The work day is a punishing 4 p.m. until sometime early the next morning, because Michaels learned early on, “Fatigue is your friend. Through exhaustion and through people just being so depleted, the unconscious takes over and suddenly you take way bigger risks. And you start to make yourself laugh.” And while he leaves his staff waiting hours after their appointed meeting time, he will never rush someone who needs his help out the door. “I was twice in drug rehabs,” says stand-up comic John Mulaney, who wrote for the show for five years. “I was twice in drug rehabs. And the second time, he called me and he could tell that I was just sitting in my room in rehab. And he went, ‘By the way, I’ll stay on the phone as long as you want and we can talk about whatever.’”
The cast also recalls his practical and off-the-wall advice: Tip at least 15 per cent at a restaurant or they’ll write about it in the New York Post. You can’t make an entrance if you never leave. Buy a bigger apartment than you think you can afford – you should look at it and think, “‘Ooh, who lives here?’ It’s me.”
Michael’s own big apartment is across the hall from Paul Simon’s, one of his oldest and closest friends. I learned this fantastic tidbit from the doc: Simon’s actual “travelling companion” when he went to Graceland was Michaels. Hearing about their road trip down Highway 61 to Memphis sheds new light on the lyric, “Poor boys and pilgrims with families. And we are going to Graceland.”

Simon, Steve Martin, Martin Short and Alec Baldwin aside, the voices contributing to this film are not really Michaels’ peers but are mostly cast members from the ’90s until now – all of whom are young enough to idolize him and see him as a paternal figure. This would be pure hagiography if the talking heads weren’t arguably some of the funniest people on the planet, who get that gentle ribbing and mockery are truly the sincerest form of flattery. Only Maya Rudolph dares to go somewhat rogue when she brings up her one-time boss’s fruit farm, which is very much on the DL. “I think Maine is no girls allowed. I think it’s all boys,” she says, echoing a longstanding criticism about SNL itself. “That’s what Fred [Armisen] says. I don’t think [Lorne] likes anyone talking about Maine. But Fred’s been there.”

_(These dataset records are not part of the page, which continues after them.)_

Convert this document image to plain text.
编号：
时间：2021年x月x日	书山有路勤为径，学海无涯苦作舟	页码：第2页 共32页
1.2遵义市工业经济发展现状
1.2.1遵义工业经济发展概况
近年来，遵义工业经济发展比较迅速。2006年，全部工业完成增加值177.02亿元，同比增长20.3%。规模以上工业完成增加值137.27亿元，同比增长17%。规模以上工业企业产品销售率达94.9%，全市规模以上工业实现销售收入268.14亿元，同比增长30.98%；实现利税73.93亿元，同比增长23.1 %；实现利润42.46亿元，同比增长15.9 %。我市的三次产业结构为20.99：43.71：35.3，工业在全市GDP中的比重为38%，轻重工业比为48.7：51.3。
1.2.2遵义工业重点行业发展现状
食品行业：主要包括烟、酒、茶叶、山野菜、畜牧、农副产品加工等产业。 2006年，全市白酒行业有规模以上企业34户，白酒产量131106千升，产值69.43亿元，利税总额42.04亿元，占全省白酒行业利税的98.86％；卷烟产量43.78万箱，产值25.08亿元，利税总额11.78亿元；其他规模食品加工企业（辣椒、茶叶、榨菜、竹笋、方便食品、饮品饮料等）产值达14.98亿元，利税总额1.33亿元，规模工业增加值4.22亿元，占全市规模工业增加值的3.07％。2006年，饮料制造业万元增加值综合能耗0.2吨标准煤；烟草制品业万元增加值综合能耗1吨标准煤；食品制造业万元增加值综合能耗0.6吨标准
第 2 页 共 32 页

So, too, has Morgan Neville. As the filmmaker and his subject walk through a field of daffodils, Michaels actually says something poignant about his legacy. I won’t spoil it, but it’s a lot more emotional than the joke he makes on the subject earlier in the film when Neville asks him what he’ll see when he’s on his deathbed. “If you do it right,” Michaels answers. “It’ll be your kids. And if you do it wrong, in my case, it’ll be old cast members, but not necessarily the ones you want to see.”